Nun ging es an die Löcher für die Verbindung der beiden Profile. Ich hatte die erste Bohrung mit 3 mm ausgeführt, musste dann aber bei der Probeschraubung feststellen das dies zu klein ist. Also habe ich dann auf 3,5 mm umgeschwenkt und damit hatten die Schrauben kein Problem mehr.
Im nächsten Schritt wurde dann auch die erste Bohrung für die Querstrebe angefertigt und diese gleich verschraubt.

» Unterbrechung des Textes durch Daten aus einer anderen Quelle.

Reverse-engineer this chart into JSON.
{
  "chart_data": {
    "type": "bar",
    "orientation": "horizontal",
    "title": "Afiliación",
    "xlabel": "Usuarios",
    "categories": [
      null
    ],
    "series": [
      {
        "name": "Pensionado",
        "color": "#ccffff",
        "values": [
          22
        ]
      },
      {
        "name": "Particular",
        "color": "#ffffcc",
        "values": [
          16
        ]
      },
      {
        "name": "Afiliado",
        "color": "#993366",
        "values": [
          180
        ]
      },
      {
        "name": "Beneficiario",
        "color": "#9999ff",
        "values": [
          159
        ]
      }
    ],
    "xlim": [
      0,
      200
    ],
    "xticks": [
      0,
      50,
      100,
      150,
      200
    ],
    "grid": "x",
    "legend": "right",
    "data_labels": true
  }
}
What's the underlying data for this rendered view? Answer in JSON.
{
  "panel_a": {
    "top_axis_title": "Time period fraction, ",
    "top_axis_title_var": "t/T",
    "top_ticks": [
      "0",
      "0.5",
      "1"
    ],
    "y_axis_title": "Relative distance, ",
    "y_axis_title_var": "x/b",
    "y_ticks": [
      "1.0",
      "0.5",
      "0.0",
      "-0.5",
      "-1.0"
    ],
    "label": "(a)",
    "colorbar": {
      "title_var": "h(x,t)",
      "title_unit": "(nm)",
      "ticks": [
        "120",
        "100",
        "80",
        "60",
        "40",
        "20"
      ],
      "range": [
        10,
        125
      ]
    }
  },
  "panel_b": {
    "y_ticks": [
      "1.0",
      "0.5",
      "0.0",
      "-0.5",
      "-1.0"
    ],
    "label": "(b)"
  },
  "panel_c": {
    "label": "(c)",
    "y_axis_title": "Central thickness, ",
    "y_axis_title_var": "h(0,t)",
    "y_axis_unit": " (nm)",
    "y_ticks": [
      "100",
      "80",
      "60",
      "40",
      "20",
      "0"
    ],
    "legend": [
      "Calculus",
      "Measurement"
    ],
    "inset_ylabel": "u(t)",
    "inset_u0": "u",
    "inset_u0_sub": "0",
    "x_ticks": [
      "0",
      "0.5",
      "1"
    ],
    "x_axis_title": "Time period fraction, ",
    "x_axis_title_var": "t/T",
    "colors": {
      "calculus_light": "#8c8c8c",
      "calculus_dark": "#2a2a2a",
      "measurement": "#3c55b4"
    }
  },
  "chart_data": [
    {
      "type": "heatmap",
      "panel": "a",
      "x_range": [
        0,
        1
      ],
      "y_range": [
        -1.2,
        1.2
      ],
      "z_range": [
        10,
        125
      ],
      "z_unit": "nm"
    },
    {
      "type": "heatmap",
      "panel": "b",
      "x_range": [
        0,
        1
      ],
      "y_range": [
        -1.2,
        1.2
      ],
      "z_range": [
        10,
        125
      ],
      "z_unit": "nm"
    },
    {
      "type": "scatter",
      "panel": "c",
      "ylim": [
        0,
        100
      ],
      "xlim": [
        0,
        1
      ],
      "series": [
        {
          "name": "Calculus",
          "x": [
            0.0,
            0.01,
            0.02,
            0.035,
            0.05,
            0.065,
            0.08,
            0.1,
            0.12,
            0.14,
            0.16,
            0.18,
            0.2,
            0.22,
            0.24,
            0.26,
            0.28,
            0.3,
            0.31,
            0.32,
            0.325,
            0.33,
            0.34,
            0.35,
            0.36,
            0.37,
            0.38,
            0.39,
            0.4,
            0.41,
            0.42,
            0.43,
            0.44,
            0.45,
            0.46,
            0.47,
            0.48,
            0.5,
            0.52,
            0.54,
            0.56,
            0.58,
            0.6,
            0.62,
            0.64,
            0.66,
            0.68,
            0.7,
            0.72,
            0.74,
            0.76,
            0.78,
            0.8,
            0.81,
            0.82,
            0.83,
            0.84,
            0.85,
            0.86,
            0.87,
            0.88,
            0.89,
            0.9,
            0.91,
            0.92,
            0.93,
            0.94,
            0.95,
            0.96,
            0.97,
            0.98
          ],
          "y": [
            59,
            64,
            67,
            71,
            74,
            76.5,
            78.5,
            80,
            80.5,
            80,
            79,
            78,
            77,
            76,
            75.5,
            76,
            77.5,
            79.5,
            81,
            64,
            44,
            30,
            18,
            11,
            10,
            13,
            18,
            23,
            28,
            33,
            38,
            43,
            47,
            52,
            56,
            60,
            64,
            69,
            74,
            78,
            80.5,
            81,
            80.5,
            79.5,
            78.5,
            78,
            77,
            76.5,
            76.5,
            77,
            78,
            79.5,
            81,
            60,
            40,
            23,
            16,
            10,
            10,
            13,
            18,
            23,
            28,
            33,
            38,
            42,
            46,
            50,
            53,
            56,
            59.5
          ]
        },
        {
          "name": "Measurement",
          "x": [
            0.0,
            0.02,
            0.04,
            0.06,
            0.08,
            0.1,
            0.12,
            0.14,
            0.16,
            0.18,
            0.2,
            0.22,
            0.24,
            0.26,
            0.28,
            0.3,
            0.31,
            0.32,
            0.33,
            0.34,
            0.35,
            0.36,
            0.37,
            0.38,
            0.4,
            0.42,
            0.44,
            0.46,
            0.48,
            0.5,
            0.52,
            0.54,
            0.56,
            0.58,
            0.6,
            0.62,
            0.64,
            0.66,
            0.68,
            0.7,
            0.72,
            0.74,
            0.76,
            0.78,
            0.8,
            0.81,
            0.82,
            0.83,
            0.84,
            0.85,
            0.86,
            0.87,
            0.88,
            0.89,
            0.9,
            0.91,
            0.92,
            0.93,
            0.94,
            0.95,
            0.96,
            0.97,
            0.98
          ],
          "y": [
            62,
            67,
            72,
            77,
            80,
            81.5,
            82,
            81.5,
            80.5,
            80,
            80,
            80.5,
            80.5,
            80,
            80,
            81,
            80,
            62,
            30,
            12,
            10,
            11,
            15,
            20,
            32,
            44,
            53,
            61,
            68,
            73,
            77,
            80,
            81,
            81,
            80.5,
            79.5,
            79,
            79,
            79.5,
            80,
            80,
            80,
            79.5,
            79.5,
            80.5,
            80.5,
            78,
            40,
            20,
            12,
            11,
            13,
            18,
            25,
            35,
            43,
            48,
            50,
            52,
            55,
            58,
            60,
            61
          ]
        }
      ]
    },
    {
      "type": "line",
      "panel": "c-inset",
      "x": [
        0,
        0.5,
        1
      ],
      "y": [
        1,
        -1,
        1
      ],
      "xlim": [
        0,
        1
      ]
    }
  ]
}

Als nächstes folgte dann die Lackierung. Glücklicherweise hatte ich noch das Untergestellt von der großen Box zur Hand – dieses war eine wunderbare Abstellmöglichkeit für die lackierten Teile.
Aber dieser Teil war der anstrengendste … als erstes mussten die Teile  entfettet werden und dann anschließend in mehrere Teilschritten lackiert.

Nachdem die Farbe abgebunden hatte und alle Teile „etwas“ Farbe bekommen hatten, ging es an die letzte Bohrung / Verschraubung.
Danach wurden dann alle Schraubverbindungen nochmals mit einem Pinselstrich Farbe versehen.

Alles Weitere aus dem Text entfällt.